In dieser Hinsicht, sehr geehrte Damen und Herren der Landesregierung, erwarten wir mehr. Es gibt zwar einen IMAK, aber nach wie vor keinen Bericht des IMAK. Es gibt einzelne Bausteine, die auch gut und sinnvoll sind, aber es gibt keine abgestimmte Gesamtstrategie, die wir jedoch endlich brauchen.
(Beifall von den GRÜNEN)
Eine Strafrechtsverschärfung allein macht noch keine kindgerechte Justiz. Wenn Kinder nicht angehört werden, dann ist das ein schwerwiegender Fehler, und dann muss auch hier nachgearbeitet werden. Daher ist Herr Minister Biesenbach gefordert, weitere Konzepte zu entwickeln und in der Justiz zu implementieren. Dazu gehört auch die verpflichtende Fortbildung von Familienrichterinnen und Familienrichtern.
Herr Kollege Wolf, Sie wissen mindestens genauso gut wie ich, dass es um eine Konkretisierung der von uns eingeführten Fortbildungspflicht geht. Dementsprechend haben Sie gerade eine kleine Nebelkerze geworfen. Wir brauchen diese Konkretisierung. Allein der Hinweis auf die Richterakademie reicht nicht aus.

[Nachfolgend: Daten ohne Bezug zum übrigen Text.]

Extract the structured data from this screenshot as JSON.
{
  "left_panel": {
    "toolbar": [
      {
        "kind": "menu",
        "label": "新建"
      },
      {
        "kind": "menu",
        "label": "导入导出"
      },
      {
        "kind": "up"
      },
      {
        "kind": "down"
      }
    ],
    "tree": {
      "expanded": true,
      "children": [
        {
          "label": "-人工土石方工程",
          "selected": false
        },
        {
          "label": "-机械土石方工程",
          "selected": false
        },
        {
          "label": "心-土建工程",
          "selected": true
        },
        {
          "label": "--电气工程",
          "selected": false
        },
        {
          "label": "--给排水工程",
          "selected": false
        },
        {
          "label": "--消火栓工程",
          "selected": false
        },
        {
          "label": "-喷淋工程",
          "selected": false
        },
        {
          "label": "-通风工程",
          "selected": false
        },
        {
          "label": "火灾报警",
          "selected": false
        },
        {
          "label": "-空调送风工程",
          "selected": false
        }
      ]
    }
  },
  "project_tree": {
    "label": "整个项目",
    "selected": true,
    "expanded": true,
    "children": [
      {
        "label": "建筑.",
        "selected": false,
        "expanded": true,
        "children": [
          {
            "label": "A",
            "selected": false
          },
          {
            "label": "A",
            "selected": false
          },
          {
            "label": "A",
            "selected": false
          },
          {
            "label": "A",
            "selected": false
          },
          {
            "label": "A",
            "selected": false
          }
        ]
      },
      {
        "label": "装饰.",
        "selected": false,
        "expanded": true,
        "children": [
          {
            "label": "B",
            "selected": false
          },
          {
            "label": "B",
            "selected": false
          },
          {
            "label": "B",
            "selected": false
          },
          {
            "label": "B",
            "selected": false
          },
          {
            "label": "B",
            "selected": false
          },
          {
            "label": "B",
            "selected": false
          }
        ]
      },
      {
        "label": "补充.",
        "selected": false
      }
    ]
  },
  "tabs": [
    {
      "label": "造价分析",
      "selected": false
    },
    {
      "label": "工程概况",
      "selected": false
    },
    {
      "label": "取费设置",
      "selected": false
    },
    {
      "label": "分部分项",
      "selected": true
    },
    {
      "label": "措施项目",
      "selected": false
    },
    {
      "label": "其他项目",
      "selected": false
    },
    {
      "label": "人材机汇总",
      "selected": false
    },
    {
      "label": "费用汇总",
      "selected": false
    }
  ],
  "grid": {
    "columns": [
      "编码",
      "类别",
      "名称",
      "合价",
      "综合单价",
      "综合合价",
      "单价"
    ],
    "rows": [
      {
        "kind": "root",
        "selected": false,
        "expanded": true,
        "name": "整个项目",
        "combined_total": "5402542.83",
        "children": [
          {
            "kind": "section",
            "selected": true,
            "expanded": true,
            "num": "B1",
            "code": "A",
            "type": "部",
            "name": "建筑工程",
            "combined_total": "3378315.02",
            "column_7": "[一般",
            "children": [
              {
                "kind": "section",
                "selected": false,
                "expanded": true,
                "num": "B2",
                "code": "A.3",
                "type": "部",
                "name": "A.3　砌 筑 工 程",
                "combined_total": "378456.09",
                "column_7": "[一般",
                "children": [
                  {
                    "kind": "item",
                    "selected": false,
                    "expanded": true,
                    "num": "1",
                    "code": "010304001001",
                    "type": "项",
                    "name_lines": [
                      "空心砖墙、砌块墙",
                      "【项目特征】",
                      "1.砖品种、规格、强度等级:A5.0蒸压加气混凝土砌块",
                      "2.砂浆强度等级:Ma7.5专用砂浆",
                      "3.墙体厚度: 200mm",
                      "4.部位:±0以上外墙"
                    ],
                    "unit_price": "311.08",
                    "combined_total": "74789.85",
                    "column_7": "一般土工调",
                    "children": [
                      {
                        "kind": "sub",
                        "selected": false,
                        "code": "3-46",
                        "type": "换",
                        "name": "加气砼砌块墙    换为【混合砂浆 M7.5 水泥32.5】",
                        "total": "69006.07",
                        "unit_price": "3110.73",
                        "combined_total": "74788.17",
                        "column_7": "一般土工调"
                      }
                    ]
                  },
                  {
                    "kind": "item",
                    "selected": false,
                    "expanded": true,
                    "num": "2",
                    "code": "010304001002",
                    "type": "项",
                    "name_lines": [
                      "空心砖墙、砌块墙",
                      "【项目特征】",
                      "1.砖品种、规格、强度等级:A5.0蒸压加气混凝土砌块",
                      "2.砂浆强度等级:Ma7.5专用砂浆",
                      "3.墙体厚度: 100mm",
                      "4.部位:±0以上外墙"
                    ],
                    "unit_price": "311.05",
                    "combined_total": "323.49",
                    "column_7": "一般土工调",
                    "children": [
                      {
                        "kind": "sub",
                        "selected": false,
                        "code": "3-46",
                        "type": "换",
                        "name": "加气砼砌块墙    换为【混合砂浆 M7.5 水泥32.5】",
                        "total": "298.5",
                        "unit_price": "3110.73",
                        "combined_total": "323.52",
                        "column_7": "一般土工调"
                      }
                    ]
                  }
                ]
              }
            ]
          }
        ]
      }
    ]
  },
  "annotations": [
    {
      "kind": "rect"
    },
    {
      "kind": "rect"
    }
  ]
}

(Vereinzelt Beifall von den GRÜNEN)
Vielmehr muss kindgerechte Justiz endlich zur Chefsache gemacht werden, und das erwarten wir von Ihnen, Herr Justizminister Biesenbach.
(Beifall von den GRÜNEN)
Des Weiteren müssen wir Netzwerke und auch das Zusammenwirken von Justiz, Polizei, Jugendämtern, Ärztinnen und Ärzten, Schulen, Kitas und allen anderen im Bereich der freien Jugendhilfe verbindlicher gestalten. Wir müssen es besser regeln, und deshalb brauchen wir ein Landespräventionsgesetz. Es reicht nicht, immer nur in andere Richtungen zu zeigen und zu sagen, man sei für die Jugendhilfe nicht zuständig, das sei eine kommunale Aufgabe, oder man müsse etwas in der SGB VIII-Reform regeln. Das ist beides richtig, aber es ist beides nicht ausreichend. Wir brauchen als Ergänzung ein Landespräventionsgesetz.
(Vereinzelt Beifall von den GRÜNEN)
Es braucht zudem weitere Ressourcen. Kinderschutz darf keine Frage der Kassenlage sein.
Deshalb bedarf es der Absicherung von spezialisierten Fachberatungsstellen. Auch da müssen wir das Netz enger weben und schauen, wo es gegebenenfalls noch weiße Flecken gibt.
Und wir brauchen eine Finanzierung der Koordinierung lokaler Netzwerke. Auch in dieser Hinsicht muss und kann sich das Land stärker engagieren und die lokalen Netzwerke und Akteure noch stärker als bisher unterstützen.
(Beifall von den GRÜNEN)
Sehr geehrte Damen und Herren, wir brauchen eine Kultur des Hinsehens, aber vor allem auch eine Kultur des Handelns. Das erfordert aber auch Kompetenzen des Erkennens und des Verstehens.
Deshalb brauchen wir Kinderschutzkonzepte in allen Bereichen, in denen mit Kindern gearbeitet wird.
Vor allen Dingen aber brauchen wir in Aus-, Fort- und Weiterbildung die Kompetenzvermittlung im Erkennen von Missbrauch, aber auch im Hören von Hinweisen und im Ansprechen und im Gespräch mit Kindern. Das gilt für die Polizei, das gilt für die Justiz, das gilt für Erzieherinnen und Erzieher und für Schulen. Da müssen wir definitiv nachbessern, denn in vielen Bereichen sind dies keine verpflichtenden Bestandteile der Ausbildung.
Das muss sich ändern; denn Kinderschutz und Kinderrechte müssen endlich Priorität politischen Handelns werden. – Herzlichen Dank.